The State Police Mass Transit Security Team gave Eyewitness News a rare glimpse on what they do each day.

Thousands of Connecticut residents ride the rails to and from New York City daily and every day, the systems are being searched and swept.

"That's the purpose of our unit, to check areas like this that have large amounts of people, where someone may want to do something that isn't good and for us, finding it before it happens," said Trooper Kevin Reed.

The team with K9s checks trash cans, soda machines or any spots where a suspicious item could be placed at Union Station in New Haven

"Sarge will sniff they're bags as he walks down through the aisle and he'll see if there's anything suspicious or detect anything and alert me," Reed said.

The team's approach to security is to be unpredictable on purpose. The Labrador retrievers are chosen for their likeability and the fact they're not intimidating. The dogs also have a strong sense of smell.

"They go through about 15 weeks of intensive training, imprinting stage for explosives, many types and then we are brought in to train with them," Reed said.

Each state trooper and canine companion have a mission to prevent something bad from happening. And they count on all of us to help by adopting the philosophy of "if you see something, say something."

"We're more pro-active now, not re-active," Reed said.

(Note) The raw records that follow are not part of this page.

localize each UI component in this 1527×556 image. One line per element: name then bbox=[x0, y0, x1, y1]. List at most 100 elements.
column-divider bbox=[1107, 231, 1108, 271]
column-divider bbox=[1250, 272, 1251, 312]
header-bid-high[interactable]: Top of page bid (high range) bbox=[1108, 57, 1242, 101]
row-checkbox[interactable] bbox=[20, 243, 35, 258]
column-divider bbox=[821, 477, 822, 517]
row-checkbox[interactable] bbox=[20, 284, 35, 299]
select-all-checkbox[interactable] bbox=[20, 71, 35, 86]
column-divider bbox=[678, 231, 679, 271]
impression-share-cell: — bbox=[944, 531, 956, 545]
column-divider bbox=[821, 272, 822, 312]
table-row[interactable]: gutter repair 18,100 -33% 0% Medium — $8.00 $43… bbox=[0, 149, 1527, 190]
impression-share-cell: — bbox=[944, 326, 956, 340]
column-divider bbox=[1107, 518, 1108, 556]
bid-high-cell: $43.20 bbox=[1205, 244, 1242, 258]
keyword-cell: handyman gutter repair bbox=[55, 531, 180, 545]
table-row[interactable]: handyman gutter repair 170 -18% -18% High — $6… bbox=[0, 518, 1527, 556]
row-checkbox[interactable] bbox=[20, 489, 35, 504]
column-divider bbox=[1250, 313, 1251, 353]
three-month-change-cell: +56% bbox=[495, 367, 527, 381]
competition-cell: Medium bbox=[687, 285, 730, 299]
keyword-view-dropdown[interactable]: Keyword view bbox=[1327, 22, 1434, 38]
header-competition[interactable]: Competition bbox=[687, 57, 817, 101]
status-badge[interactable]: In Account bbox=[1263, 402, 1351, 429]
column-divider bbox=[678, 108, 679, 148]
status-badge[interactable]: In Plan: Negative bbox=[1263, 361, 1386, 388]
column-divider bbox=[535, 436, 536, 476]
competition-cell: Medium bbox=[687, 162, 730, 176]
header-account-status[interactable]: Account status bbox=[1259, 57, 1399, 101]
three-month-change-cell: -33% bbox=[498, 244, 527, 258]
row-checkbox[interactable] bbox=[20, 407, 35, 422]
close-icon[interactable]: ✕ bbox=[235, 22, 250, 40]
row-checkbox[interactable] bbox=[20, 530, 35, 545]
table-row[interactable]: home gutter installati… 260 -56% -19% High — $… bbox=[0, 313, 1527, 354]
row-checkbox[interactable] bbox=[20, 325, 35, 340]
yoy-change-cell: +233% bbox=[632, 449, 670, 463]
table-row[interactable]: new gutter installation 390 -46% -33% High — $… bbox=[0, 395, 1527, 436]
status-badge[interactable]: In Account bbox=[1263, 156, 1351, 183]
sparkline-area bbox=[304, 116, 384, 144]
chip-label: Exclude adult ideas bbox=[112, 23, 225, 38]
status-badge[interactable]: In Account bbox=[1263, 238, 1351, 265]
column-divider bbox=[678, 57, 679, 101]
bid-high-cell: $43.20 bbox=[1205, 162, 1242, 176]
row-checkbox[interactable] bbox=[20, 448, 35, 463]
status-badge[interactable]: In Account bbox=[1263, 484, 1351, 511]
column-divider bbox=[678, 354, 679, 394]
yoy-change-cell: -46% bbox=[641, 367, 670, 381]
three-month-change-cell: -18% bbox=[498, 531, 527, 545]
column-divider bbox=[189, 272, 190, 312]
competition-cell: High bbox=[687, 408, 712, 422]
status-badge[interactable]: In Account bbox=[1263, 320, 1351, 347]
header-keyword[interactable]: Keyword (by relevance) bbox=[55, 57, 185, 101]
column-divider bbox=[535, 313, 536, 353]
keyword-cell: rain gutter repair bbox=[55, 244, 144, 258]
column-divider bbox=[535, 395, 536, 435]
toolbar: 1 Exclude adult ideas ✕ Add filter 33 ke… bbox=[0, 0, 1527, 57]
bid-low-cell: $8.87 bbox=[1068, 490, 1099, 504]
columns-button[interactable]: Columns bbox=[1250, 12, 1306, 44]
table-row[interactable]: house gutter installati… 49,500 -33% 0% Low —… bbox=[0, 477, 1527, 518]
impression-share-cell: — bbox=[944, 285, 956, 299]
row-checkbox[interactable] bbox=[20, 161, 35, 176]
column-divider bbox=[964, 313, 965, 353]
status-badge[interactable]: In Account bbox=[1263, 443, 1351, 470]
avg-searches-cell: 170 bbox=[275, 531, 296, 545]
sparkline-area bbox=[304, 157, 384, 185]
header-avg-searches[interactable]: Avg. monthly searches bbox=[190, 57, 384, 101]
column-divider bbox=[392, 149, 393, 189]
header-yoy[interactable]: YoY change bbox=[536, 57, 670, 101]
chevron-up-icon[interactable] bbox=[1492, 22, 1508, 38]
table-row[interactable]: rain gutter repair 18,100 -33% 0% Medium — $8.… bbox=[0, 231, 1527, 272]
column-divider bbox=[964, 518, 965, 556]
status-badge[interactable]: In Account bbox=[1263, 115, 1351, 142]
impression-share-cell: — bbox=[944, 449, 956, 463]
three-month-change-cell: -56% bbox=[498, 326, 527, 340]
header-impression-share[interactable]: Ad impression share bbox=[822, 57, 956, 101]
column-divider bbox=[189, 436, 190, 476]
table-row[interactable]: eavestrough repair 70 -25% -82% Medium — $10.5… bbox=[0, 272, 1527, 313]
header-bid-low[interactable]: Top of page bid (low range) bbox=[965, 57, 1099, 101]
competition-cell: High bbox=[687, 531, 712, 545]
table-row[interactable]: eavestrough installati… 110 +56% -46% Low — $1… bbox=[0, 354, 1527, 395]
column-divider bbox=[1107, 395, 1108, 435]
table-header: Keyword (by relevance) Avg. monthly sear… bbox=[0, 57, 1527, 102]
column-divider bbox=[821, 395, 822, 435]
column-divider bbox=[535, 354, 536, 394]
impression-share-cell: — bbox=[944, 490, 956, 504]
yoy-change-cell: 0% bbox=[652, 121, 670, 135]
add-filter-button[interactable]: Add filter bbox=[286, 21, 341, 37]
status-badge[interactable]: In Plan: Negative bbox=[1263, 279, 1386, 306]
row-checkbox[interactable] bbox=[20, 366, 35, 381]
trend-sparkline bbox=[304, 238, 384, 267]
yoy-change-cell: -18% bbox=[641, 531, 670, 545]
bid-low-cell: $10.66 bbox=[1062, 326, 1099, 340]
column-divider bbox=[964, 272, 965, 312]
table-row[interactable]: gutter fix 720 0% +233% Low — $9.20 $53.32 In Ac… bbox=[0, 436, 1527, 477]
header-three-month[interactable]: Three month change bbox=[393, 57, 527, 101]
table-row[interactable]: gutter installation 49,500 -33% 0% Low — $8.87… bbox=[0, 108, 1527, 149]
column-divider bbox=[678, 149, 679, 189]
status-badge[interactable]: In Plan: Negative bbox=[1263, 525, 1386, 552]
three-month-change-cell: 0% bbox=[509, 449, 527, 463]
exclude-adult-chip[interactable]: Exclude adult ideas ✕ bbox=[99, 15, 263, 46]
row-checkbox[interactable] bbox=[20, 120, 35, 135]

Trooper Matthew Raymond agreed with his fellow team member.

"The time lapse between when it's found and first located, it's drastically been cut because we are in the areas," Raymond said.

The State Police Mass Transit Security Team also helps when at the bus terminal in Bridgeport where they will search the bus before people board for anything suspicious.

The team did a sweep of  the cars on ferries bound for Port Jefferson in Long Island.

K-9 training can cost tens of thousands of dollars. The team can also detect potentially explosive radiation. 

Handlers explained signs from dogs.

"They're on the food-reward system, so we put explosives out everyday and when they find the explosives they'll alert by sitting and we'll feed them," said Trooper P.J. Conway.

While doing a sweep of the train station in Bridgeport, the dog Viking sensed something when sniffing a backpack on the platform. It ends up being a false alarm, but the feeling is, "better safe than sorry."

"I get a sense of responsibility not just for my friends and family that ride the train, for everyone that's on there," Reed said. "It's my job."